Con il Governo ed il Ministro del Lavoro bisognerebbe parlare di questo e addivenire a provvedimenti certi. Basta slogan, ora vogliamo fatti. Inoltre, è arrivato anche il momento di esplicare il Decreto Dignità per colmare la gravissima lacuna relativa agli incentivi al lavoro stabile. Alla luce dell’attuale situazione economica e occupazionale, ancora molto incerta, il sindacato ha avanzato proposte necessarie ed urgenti per assicurare protezione sociale già nei prossimi mesi a decine di migliaia di persone con situazioni in scadenza e, in questo contesto, risulta apprezzabile l’apertura del Ministero del Lavoro relativa ad ammortizzatori sociali e politiche attive.

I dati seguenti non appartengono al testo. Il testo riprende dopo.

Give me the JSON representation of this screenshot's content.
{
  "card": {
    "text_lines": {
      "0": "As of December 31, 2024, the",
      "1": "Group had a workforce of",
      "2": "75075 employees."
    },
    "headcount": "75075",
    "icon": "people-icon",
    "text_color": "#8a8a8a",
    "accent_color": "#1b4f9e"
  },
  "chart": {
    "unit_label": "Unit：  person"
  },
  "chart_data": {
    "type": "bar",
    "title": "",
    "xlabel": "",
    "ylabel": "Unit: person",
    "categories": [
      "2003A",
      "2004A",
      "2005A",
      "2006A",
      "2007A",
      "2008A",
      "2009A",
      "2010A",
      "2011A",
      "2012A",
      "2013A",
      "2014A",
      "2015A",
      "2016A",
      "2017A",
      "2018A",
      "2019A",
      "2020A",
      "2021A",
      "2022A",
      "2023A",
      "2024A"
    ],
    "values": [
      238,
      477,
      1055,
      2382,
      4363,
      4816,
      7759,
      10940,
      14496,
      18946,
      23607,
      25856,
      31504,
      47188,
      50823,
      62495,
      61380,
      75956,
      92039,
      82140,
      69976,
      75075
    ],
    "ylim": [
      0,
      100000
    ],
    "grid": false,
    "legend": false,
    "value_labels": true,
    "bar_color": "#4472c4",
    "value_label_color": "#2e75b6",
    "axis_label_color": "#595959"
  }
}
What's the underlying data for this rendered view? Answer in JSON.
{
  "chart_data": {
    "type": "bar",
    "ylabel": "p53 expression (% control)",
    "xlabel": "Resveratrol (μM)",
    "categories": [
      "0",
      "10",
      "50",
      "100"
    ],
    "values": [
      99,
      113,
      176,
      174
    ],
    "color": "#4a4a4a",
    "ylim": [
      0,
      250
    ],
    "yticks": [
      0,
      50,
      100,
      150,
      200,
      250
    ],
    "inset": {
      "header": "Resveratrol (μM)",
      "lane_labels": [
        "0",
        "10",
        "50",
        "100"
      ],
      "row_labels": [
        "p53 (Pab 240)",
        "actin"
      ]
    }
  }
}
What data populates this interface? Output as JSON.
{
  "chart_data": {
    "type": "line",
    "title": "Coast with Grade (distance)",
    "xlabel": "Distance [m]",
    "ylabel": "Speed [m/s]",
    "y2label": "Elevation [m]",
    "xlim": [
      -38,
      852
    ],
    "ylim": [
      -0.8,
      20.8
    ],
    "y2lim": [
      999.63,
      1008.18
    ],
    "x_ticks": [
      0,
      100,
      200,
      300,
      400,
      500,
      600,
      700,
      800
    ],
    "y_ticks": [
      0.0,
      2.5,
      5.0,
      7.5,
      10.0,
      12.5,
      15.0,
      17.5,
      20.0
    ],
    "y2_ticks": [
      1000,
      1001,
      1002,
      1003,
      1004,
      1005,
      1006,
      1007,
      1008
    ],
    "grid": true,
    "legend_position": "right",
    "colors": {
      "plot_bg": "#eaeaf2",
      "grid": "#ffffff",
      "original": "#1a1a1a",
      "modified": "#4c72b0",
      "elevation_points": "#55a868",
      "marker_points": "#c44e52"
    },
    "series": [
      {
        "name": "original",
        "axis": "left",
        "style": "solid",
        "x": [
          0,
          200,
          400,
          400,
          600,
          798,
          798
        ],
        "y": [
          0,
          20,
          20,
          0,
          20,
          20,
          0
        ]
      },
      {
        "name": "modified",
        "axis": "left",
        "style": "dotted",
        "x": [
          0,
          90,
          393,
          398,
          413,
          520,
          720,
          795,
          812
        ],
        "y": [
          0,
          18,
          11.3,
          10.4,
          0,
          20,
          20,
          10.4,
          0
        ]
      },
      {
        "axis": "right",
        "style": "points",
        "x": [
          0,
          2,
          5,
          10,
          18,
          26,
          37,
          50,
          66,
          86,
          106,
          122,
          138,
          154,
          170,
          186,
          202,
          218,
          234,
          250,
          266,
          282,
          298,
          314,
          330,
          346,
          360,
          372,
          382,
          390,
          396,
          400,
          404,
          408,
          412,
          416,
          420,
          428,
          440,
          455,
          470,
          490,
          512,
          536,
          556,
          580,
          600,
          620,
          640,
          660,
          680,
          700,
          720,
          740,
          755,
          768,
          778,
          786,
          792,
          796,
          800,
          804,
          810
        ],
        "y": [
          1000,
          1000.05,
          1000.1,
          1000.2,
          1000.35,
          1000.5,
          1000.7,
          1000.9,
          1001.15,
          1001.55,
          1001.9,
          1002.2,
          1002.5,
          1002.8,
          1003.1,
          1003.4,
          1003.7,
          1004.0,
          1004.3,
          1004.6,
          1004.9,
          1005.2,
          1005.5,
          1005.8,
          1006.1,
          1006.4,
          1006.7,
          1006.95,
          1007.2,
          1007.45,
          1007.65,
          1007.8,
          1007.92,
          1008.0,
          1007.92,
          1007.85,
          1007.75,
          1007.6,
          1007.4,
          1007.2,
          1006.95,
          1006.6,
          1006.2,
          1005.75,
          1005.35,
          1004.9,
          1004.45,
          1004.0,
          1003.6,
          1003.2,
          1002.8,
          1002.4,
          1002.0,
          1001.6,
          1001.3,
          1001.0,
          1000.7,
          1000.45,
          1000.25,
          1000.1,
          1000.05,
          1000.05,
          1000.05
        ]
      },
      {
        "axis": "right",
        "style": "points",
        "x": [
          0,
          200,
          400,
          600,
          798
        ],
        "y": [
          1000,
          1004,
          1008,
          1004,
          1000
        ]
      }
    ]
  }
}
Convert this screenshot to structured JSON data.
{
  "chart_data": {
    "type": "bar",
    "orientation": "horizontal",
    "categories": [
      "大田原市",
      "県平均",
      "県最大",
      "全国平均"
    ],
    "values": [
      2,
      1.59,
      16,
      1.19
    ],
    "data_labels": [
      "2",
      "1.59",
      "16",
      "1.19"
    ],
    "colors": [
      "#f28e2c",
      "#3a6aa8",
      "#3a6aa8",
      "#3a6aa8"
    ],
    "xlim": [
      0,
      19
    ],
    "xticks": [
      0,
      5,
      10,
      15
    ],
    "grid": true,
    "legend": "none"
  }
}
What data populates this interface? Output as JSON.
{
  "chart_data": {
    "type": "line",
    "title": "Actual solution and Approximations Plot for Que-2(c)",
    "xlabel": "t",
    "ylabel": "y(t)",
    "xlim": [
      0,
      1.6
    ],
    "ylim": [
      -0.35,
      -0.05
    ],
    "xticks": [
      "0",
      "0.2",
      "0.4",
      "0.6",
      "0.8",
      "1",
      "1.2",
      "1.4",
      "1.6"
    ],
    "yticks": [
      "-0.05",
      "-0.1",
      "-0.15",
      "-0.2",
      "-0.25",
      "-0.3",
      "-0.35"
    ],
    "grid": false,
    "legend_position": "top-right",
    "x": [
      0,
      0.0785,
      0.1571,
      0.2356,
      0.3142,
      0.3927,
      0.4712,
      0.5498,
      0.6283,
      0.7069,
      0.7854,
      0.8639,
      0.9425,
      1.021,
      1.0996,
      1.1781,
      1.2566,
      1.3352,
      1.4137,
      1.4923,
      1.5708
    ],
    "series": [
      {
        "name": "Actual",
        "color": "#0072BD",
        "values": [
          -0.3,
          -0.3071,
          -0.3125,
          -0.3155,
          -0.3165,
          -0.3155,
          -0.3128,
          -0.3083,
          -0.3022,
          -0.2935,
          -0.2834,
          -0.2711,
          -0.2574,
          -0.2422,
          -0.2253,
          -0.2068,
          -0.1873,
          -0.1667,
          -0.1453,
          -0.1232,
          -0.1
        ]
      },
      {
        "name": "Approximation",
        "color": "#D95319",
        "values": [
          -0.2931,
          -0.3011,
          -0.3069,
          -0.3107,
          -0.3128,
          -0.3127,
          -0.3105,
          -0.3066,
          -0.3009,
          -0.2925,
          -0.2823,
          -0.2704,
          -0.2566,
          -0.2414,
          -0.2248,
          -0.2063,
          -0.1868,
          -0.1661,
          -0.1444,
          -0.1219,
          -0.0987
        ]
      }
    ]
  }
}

Si rende necessaria la proroga di 12 mesi della Cigs (cassa integrazione) e della mobilità in deroga, sia per le aziende che operano in aree di crisi complessa sia in quelle realtà che fronteggiano piani di risanamento complessi, eliminando l’attuale limite dei 100 dipendenti. Non mi soffermo oltre ad analizzare varie altre situazioni, relative a ricerca, attività culturali, giustizia e, soprattutto, tutela dell’ambiente, del territorio e delle infrastrutture, alla luce degli avvenimenti degli ultimi mesi.

La trattazione porterebbe via davvero troppo tempo. Le situazioni con cui si dovrà misurare il Governo saranno di sicuro numerose ed importanti, fondamentali per la nostra Nazione; l’augurio è che il confronto con le parti sociali, a questo punto necessario ed indifferibile, possa portare ad individuare, prevedere ed attuare i necessari provvedimenti atti a garantire una reale ripresa economica ed a creare i presupposti di uno stato sociale basato su equità e giustizia sociale. Ringrazio tutti ed auguro una buona continuazione dei lavori.